Analysis

We need to focus on the eigenvalues of the correlation matrix that correspond to each of the principal components. In this case, total variation of the standardized variables is equal to p, the number of variables. After standardization each variable has variance equal to one, and the total variation is the sum of these variations, in this case the total variation will be 9.

The eigenvalues of the correlation matrix are given in the second column in the table below.  The proportion of variation explained by each of the principal components as well as the cumulative proportion of the variation explained are also provided.

Step 1

Examine the eigenvalues to determine how many principal components to consider:

The first principal component explains about 37% of the variation. Furthermore, the first four principal components explain 72%, while the first five principal components explain 82% of the variation. Compare these proportions with those obtained using non-standardized variables. This analysis is going to require a larger number of components to explain the same amount of variation as the original analysis using the variance-covariance matrix. This is not unusual.

In most cases, the required cut off is pre-specified; i.e. how much of the variation to be explained is pre-determined. For instance, I might state that I would be satisfied if I could explain 70% of the variation. If we do this, then we would select the components necessary until you get up to 70% of the variation. This would be one approach. This type of judgment is arbitrary and hard to make if you are not experienced with these types of analysis. The goal - to some extent - also depends on the type of problem at hand.

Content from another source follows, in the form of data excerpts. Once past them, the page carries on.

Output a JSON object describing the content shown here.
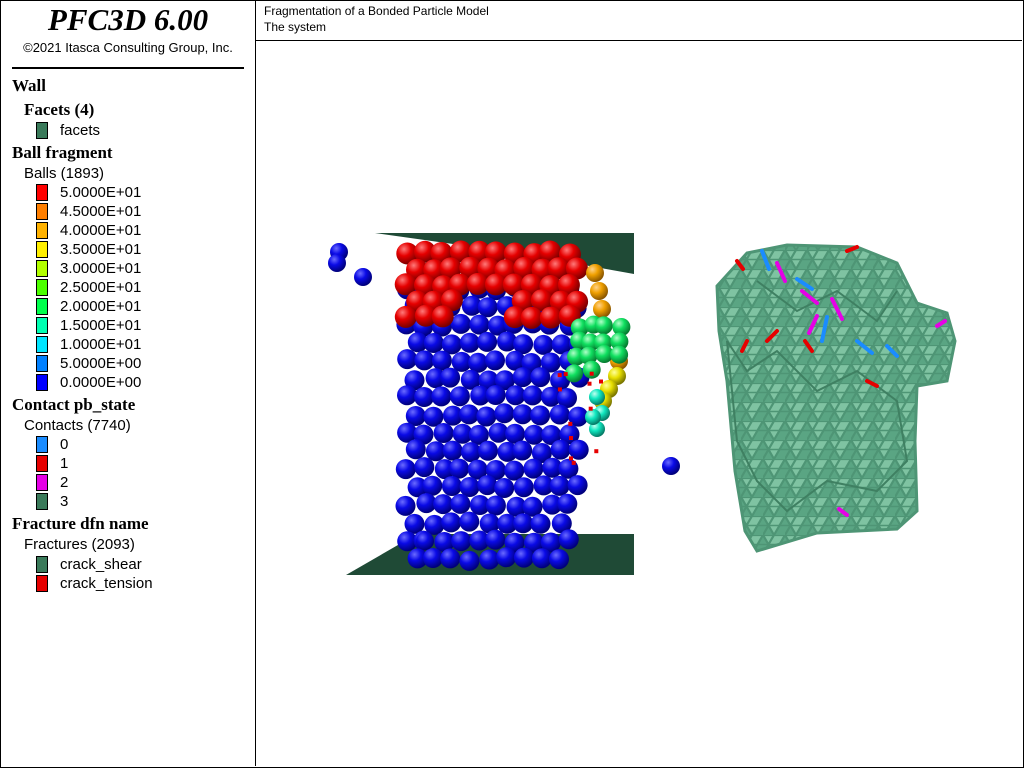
{
  "app": {
    "title": "PFC3D 6.00",
    "copyright": "©2021 Itasca Consulting Group, Inc."
  },
  "header": {
    "line1": "Fragmentation of a Bonded Particle Model",
    "line2": "The system"
  },
  "legend": {
    "wall": {
      "title": "Wall",
      "facets_title": "Facets (4)",
      "items": [
        {
          "label": "facets",
          "color": "#3a7a5a"
        }
      ]
    },
    "ball": {
      "title": "Ball fragment",
      "count": "Balls (1893)",
      "items": [
        {
          "label": "5.0000E+01",
          "color": "#ff0000"
        },
        {
          "label": "4.5000E+01",
          "color": "#ff7f00"
        },
        {
          "label": "4.0000E+01",
          "color": "#ffb200"
        },
        {
          "label": "3.5000E+01",
          "color": "#ffef00"
        },
        {
          "label": "3.0000E+01",
          "color": "#b2ff00"
        },
        {
          "label": "2.5000E+01",
          "color": "#4cff00"
        },
        {
          "label": "2.0000E+01",
          "color": "#00ff4c"
        },
        {
          "label": "1.5000E+01",
          "color": "#00ffb2"
        },
        {
          "label": "1.0000E+01",
          "color": "#00e5ff"
        },
        {
          "label": "5.0000E+00",
          "color": "#0080ff"
        },
        {
          "label": "0.0000E+00",
          "color": "#0000ff"
        }
      ]
    },
    "contact": {
      "title": "Contact pb_state",
      "count": "Contacts (7740)",
      "items": [
        {
          "label": "0",
          "color": "#1a8cff"
        },
        {
          "label": "1",
          "color": "#e60000"
        },
        {
          "label": "2",
          "color": "#e600e6"
        },
        {
          "label": "3",
          "color": "#3a7a5a"
        }
      ]
    },
    "fracture": {
      "title": "Fracture dfn name",
      "count": "Fractures (2093)",
      "items": [
        {
          "label": "crack_shear",
          "color": "#3a7a5a"
        },
        {
          "label": "crack_tension",
          "color": "#e60000"
        }
      ]
    }
  }
}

Another approach would be to plot the differences between the ordered values and look for a break or a sharp drop. The only sharp drop that is noticeable in this case is after the first component. One might, based on this, select only one component. However, one component is probably too few, particularly because we have only explained 37% of the variation. Consider the scree plot based on the standardized variables.

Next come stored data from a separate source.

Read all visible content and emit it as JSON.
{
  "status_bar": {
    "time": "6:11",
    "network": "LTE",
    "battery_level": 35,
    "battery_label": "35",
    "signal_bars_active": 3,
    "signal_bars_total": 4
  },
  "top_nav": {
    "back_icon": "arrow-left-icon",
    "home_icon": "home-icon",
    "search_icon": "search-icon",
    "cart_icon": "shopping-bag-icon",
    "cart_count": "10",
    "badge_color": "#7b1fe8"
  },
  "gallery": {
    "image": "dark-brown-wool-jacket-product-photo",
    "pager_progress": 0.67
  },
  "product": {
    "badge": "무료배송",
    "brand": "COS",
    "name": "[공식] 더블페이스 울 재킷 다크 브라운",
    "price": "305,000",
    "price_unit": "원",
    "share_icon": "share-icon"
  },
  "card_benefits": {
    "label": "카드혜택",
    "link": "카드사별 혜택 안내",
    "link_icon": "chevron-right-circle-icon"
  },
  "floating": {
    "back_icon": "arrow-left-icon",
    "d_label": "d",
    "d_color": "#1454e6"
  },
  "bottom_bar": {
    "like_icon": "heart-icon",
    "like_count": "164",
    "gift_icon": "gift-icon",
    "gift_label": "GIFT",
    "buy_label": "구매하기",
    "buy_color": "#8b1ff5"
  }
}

The scree plot for standardized variables (correlation matrix)

Step 2

Next, we can compute the principal component scores using the eigenvectors. This is a formula for the first principal component:

\(\begin{array} \hat{Y}_1 & = & 0.158 \times Z_{\text{climate}} + 0.384 \times Z_{\text{housing}} + 0.410 \times Z_{\text{health}}\\ & & + 0.259 \times Z_{\text{crime}} + 0.375 \times Z_{\text{transportation}} + 0.274 \times Z_{\text{education}} \\ && 0.474 \times Z_{\text{arts}} + 0.353 \times Z_{\text{recreation}} + 0.164 \times Z_{\text{economy}}\end{array}\)

And remember, this is now a function of the standardized data, not of the raw data.

The magnitudes of the coefficients give the contributions of each variable to that component. Because the data have been standardized, they do not depend on the variances of the corresponding variables.

Step 3

Let's look at the coefficients for the principal components. In this case, because the data are standardized, the relative magnitude of each coefficient can be directly assessed within a column.  Each column here corresponds with a column in the output of the program labeled Eigenvectors.

Interpretation of the principal components is based on which variables are most strongly correlated with each component. In other words, we need to decide which numbers are large within each column. In the first column, we see that Health and Arts are large. This is very arbitrary. Other variables might have also been included as part of this first principal component.